2.3.2. Pulmonary function
Pulmonary function, the dependent variable, was measured using spirometry. Four technicians conducted spirometry using a dry rolling seal spirometer (Model 2130; SensorMedics, Yorba Linda, CA, USA) [22]. Survey data on non-smokers without a history of respiratory diseases or symptoms, as well as normal chest X-ray results, were used to create spirometric prediction equations. The results were interpreted using the proportion of forced vital capacity (FVC) and forced expiratory volume at 1 second (FEV1) compared to normal value of prediction equations. Four kinds of results were obtained: normal (FEV1/FVC ≥70% and FVC ≥80%), restrictive pattern (FEV1/FVC ≥70% and FVC <80%), obstructive pattern (FEV1/FVC <70% and FVC ≥80%), and mixed pattern (FEV1/FVC <70% and FVC <80%) [23]. Pulmonary functional defect was defined as restrictive, obstructive, and mixed pattern in this study. For subgroups, each four categories of variables were examined.
2.3.3. Related covariates
The following variables were entered in the model as potential covariates based on previous studies [12, 13, 24]. Sociodemographic factors: sex, age, scale of residence, household income, education level, marital status, and three-groups of the longest occupation according to the Korean Standard Classification of Occupation [25], which is originally categorized into 10 (white collar: manager, professionals and related worker and office worker; pink collar: service worker and sales worker; and blue collar: agriculture/forestry/fishery, craft and related trades workers, machine operators and assemblers, labor workers, and soldier).
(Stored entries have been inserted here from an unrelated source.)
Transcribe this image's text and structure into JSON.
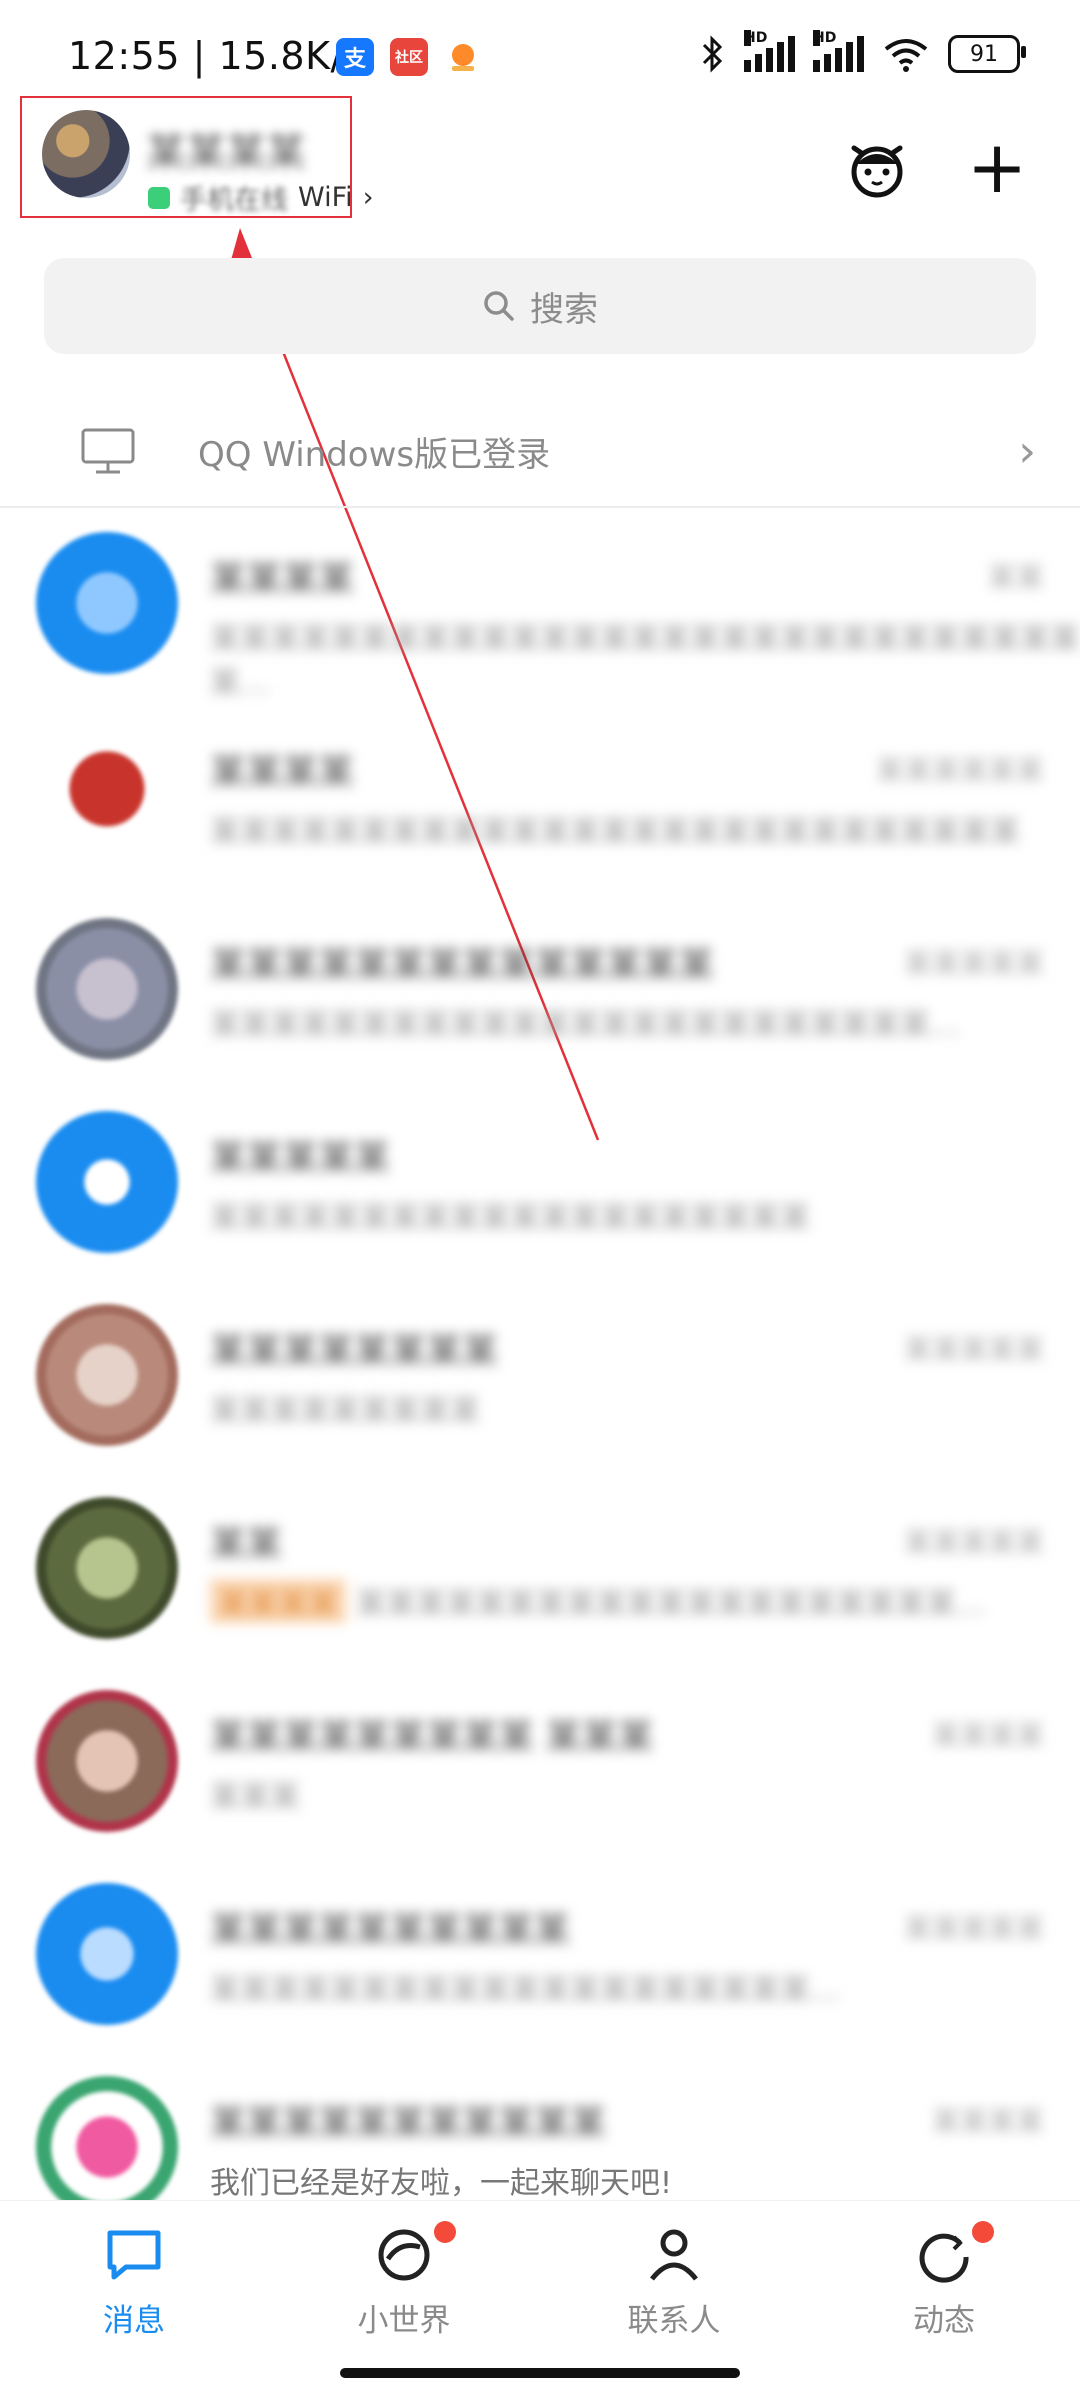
{
  "status_bar": {
    "time": "12:55",
    "net_speed": "15.8K/s",
    "app_icons": [
      {
        "name": "alipay-icon",
        "glyph": "支",
        "color": "#1677ff"
      },
      {
        "name": "community-app-icon",
        "glyph": "社区",
        "color": "#e8453c"
      },
      {
        "name": "orange-app-icon",
        "glyph": "",
        "color": "#ff8a2a"
      }
    ],
    "signal_label": "HD",
    "battery": "91"
  },
  "header": {
    "profile_name": "某某某某",
    "status_text": "手机在线",
    "network": "WiFi",
    "network_chevron": "›",
    "plus_symbol": "+"
  },
  "search": {
    "label": "搜索",
    "icon": "search-icon"
  },
  "login_banner": {
    "text": "QQ Windows版已登录",
    "chevron": "›"
  },
  "messages": [
    {
      "title": "某某某某",
      "time": "某某",
      "snippet": "某某某某某某某某某某某某某某某某某某某某某某某某某某某某某某…",
      "avatar": "#1a8cf0"
    },
    {
      "title": "某某某某",
      "time": "某某某某某某",
      "snippet": "某某某某某某某某某某某某某某某某某某某某某某某某某某某",
      "avatar": "#c8342c"
    },
    {
      "title": "某某某某某某某某某某某某某某",
      "time": "某某某某某",
      "snippet": "某某某某某某某某某某某某某某某某某某某某某某某某…",
      "avatar": "#8a8fa6"
    },
    {
      "title": "某某某某某",
      "time": "",
      "snippet": "某某某某某某某某某某某某某某某某某某某某",
      "avatar": "#1a8cf0"
    },
    {
      "title": "某某某某某某某某",
      "time": "某某某某某",
      "snippet": "某某某某某某某某某",
      "avatar": "#b98a7c"
    },
    {
      "title": "某某",
      "time": "某某某某某",
      "tag": "某某某某",
      "snippet": "某某某某某某某某某某某某某某某某某某某某…",
      "avatar": "#5c6b3f"
    },
    {
      "title": "某某某某某某某某某 某某某",
      "time": "某某某某",
      "snippet": "某某某",
      "avatar": "#8b6a5a"
    },
    {
      "title": "某某某某某某某某某某",
      "time": "某某某某某",
      "snippet": "某某某某某某某某某某某某某某某某某某某某…",
      "avatar": "#1a8cf0"
    },
    {
      "title": "某某某某某某某某某某某",
      "time": "某某某某",
      "snippet": "我们已经是好友啦，一起来聊天吧!",
      "avatar": "#3aa570"
    }
  ],
  "tabs": [
    {
      "label": "消息",
      "active": true
    },
    {
      "label": "小世界",
      "active": false,
      "badge": true
    },
    {
      "label": "联系人",
      "active": false
    },
    {
      "label": "动态",
      "active": false,
      "badge": true
    }
  ],
  "colors": {
    "accent": "#1a8cf0",
    "badge": "#f44a3a",
    "highlight": "#e2313a"
  }
}
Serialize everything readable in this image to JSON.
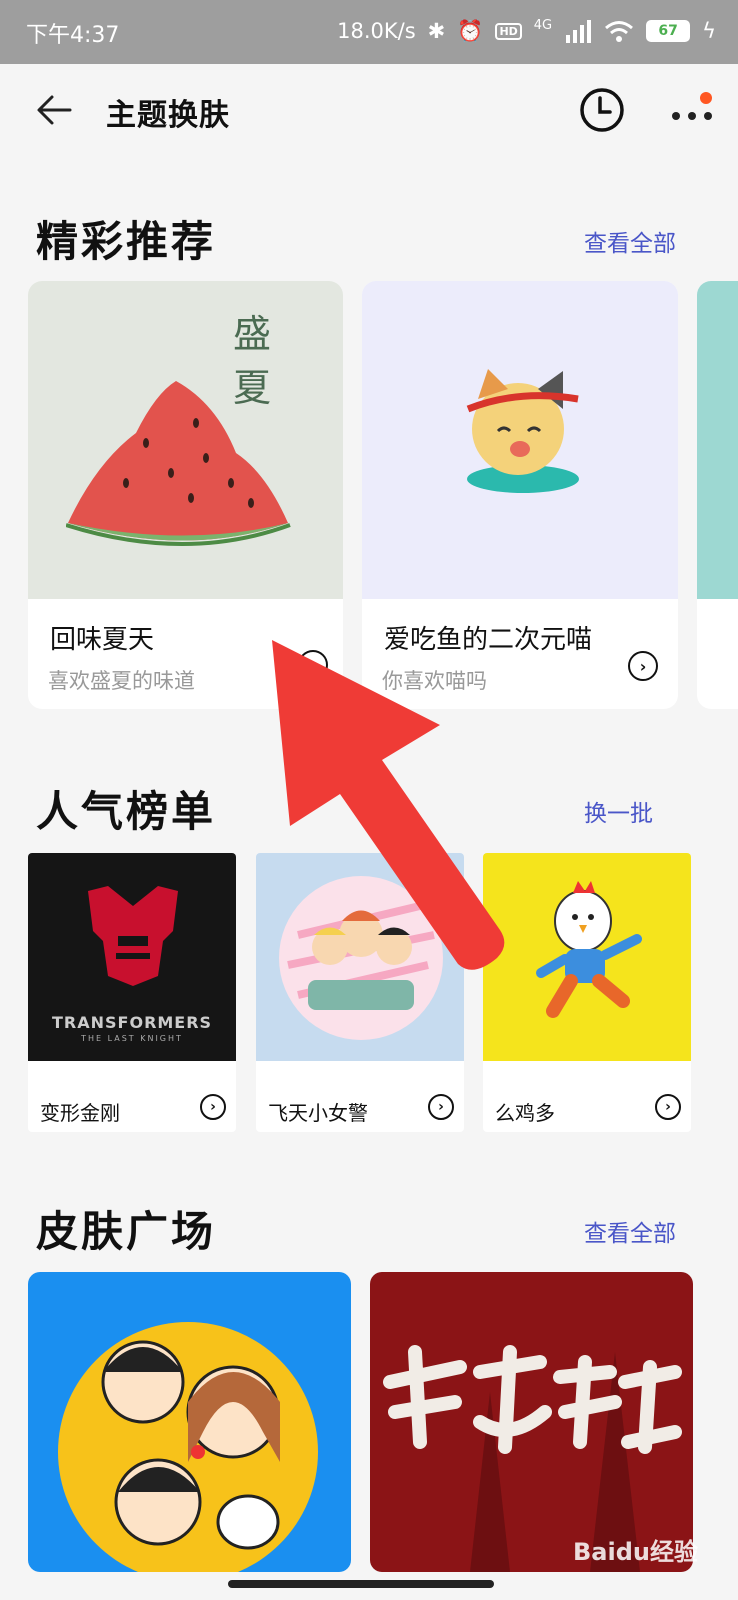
{
  "status_bar": {
    "time": "下午4:37",
    "speed": "18.0K/s",
    "network": "4G",
    "hd": "HD",
    "battery": "67"
  },
  "header": {
    "title": "主题换肤"
  },
  "featured": {
    "title": "精彩推荐",
    "link": "查看全部",
    "cards": [
      {
        "title": "回味夏天",
        "subtitle": "喜欢盛夏的味道",
        "art_text": "盛\n夏"
      },
      {
        "title": "爱吃鱼的二次元喵",
        "subtitle": "你喜欢喵吗"
      }
    ]
  },
  "popular": {
    "title": "人气榜单",
    "link": "换一批",
    "items": [
      {
        "title": "变形金刚",
        "art_text": "TRANSFORMERS",
        "art_sub": "THE LAST KNIGHT"
      },
      {
        "title": "飞天小女警"
      },
      {
        "title": "么鸡多"
      }
    ]
  },
  "plaza": {
    "title": "皮肤广场",
    "link": "查看全部",
    "cards": [
      {
        "art": "cartoon-family"
      },
      {
        "art": "calligraphy"
      }
    ]
  },
  "watermark": "Baidu经验",
  "colors": {
    "accent": "#4a56c8",
    "arrow": "#ef3b36",
    "status_bar": "#9e9e9e"
  }
}
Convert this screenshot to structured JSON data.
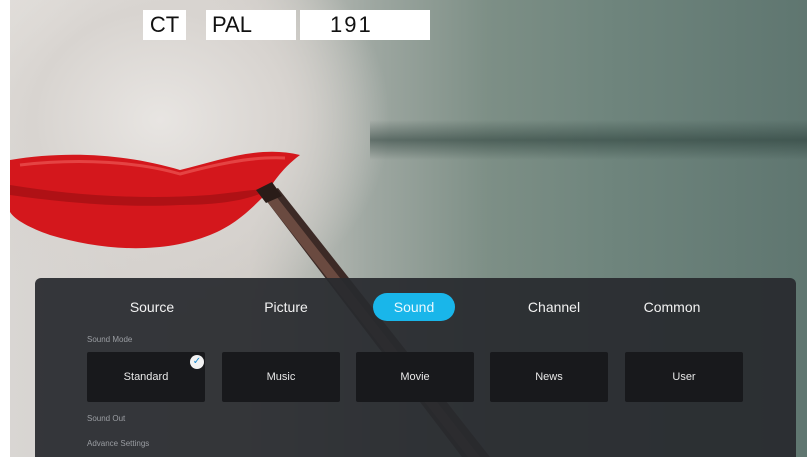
{
  "osd": {
    "source_code": "CT",
    "system": "PAL",
    "channel_number": "191"
  },
  "tabs": [
    {
      "label": "Source",
      "active": false
    },
    {
      "label": "Picture",
      "active": false
    },
    {
      "label": "Sound",
      "active": true
    },
    {
      "label": "Channel",
      "active": false
    },
    {
      "label": "Common",
      "active": false
    }
  ],
  "sound_mode": {
    "label": "Sound Mode",
    "options": [
      "Standard",
      "Music",
      "Movie",
      "News",
      "User"
    ],
    "selected": "Standard"
  },
  "sound_out": {
    "label": "Sound Out"
  },
  "advance_settings": {
    "label": "Advance Settings"
  },
  "colors": {
    "accent": "#19b6ea",
    "panel_bg": "#282a2e",
    "tile_bg": "#18191c",
    "lip_red": "#d4171c"
  },
  "icons": {
    "selected_mark": "check-circle-icon"
  }
}
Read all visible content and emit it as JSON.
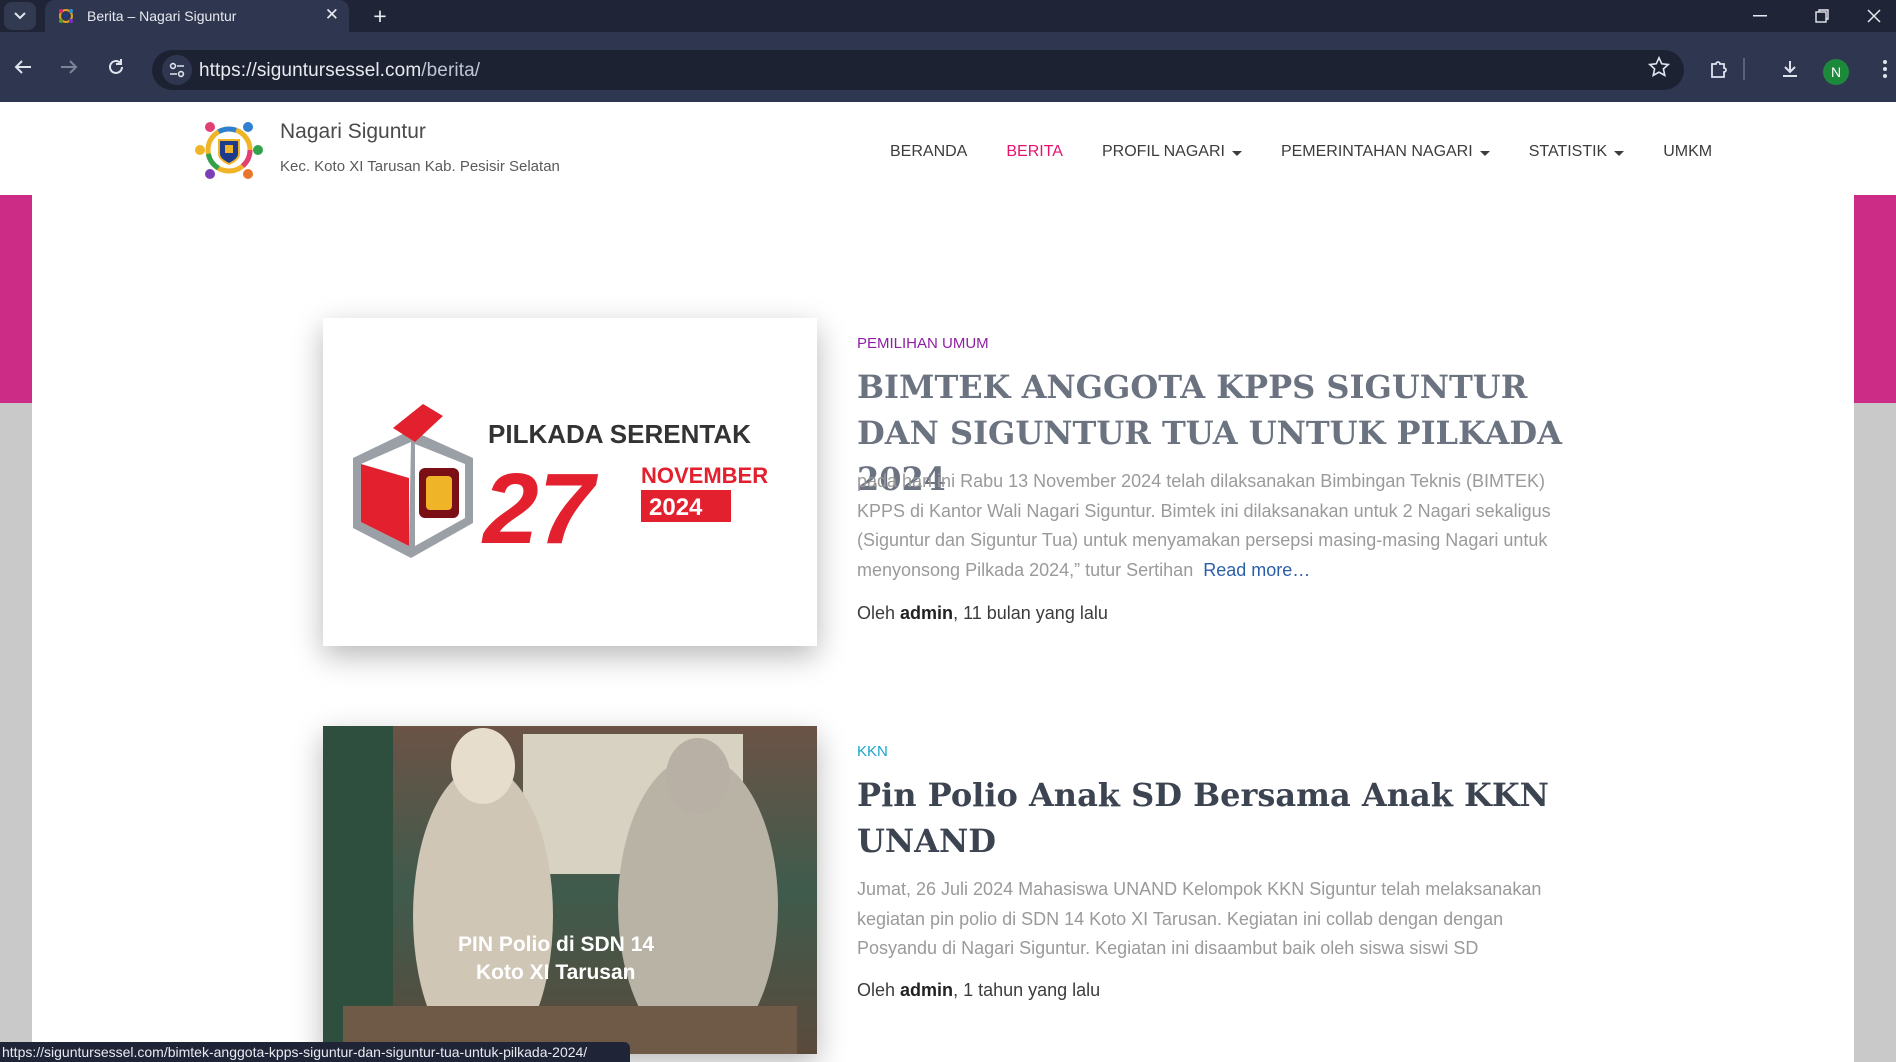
{
  "browser": {
    "tab_title": "Berita – Nagari Siguntur",
    "tab_close": "✕",
    "new_tab": "+",
    "url_host": "https://siguntursessel.com",
    "url_path": "/berita/",
    "profile_initial": "N",
    "status_url": "https://siguntursessel.com/bimtek-anggota-kpps-siguntur-dan-siguntur-tua-untuk-pilkada-2024/"
  },
  "site": {
    "name": "Nagari Siguntur",
    "tagline": "Kec. Koto XI Tarusan Kab. Pesisir Selatan"
  },
  "nav": {
    "items": [
      "BERANDA",
      "BERITA",
      "PROFIL NAGARI",
      "PEMERINTAHAN NAGARI",
      "STATISTIK",
      "UMKM"
    ],
    "active": "BERITA"
  },
  "posts": [
    {
      "category": "PEMILIHAN UMUM",
      "category_color": "#8e1fa3",
      "title": "BIMTEK ANGGOTA KPPS SIGUNTUR DAN SIGUNTUR TUA UNTUK PILKADA 2024",
      "title_color": "#6b7280",
      "excerpt": "pada hari ini Rabu 13 November 2024 telah dilaksanakan Bimbingan Teknis (BIMTEK) KPPS di Kantor Wali Nagari Siguntur. Bimtek ini dilaksanakan untuk 2 Nagari sekaligus (Siguntur dan Siguntur Tua) untuk menyamakan persepsi masing-masing Nagari untuk menyonsong Pilkada 2024,” tutur Sertihan",
      "read_more": "Read more…",
      "meta_prefix": "Oleh",
      "author": "admin",
      "meta_suffix": ", 11 bulan yang lalu",
      "thumb": {
        "headline": "PILKADA SERENTAK",
        "day": "27",
        "month": "NOVEMBER",
        "year": "2024"
      }
    },
    {
      "category": "KKN",
      "category_color": "#1aa5c9",
      "title": "Pin Polio Anak SD Bersama Anak KKN UNAND",
      "title_color": "#3d4451",
      "excerpt": "Jumat, 26 Juli 2024 Mahasiswa UNAND Kelompok KKN Siguntur telah melaksanakan kegiatan pin polio di SDN 14 Koto XI Tarusan. Kegiatan ini collab dengan dengan Posyandu di Nagari Siguntur. Kegiatan ini disaambut baik oleh siswa siswi SD",
      "read_more": "",
      "meta_prefix": "Oleh",
      "author": "admin",
      "meta_suffix": ", 1 tahun yang lalu",
      "thumb": {
        "caption_line1": "PIN Polio di SDN 14",
        "caption_line2": "Koto XI Tarusan"
      }
    }
  ]
}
Health behavioral or other related factors: body mass index, smoking status, pack-year of smoking, drinking (more than once in a month: yes or no), hypertension, diabetes, and the year variables.
2.4. Statistical analysis
Sex-specific factors can influence physical activity and pulmonary outcomes [26]. Accordingly, all analyses were sex-stratified, and the results were proposed in the same way. To identify the general characteristics of the study population, number and percentage were presented with the results of a chi-square test. Multiple logistic regression analysis was performed to identify the association between physical activity and pulmonary function. For subgroup analyses, stratification of other covariates, pattern of pulmonary function defect, and physical activity were examined to investigate detail relationship. In subgroup analysis for pattern of pulmonary function, multinomial logistic regression was utilized owing to the multinomial category of dependent variable. The association between all variables in this study was estimated using odds ratios (ORs) and 95% confidence intervals (CIs). SAS version 9.4M6 (SAS Institute, Cary, NC, USA) was used for all statistical analyses.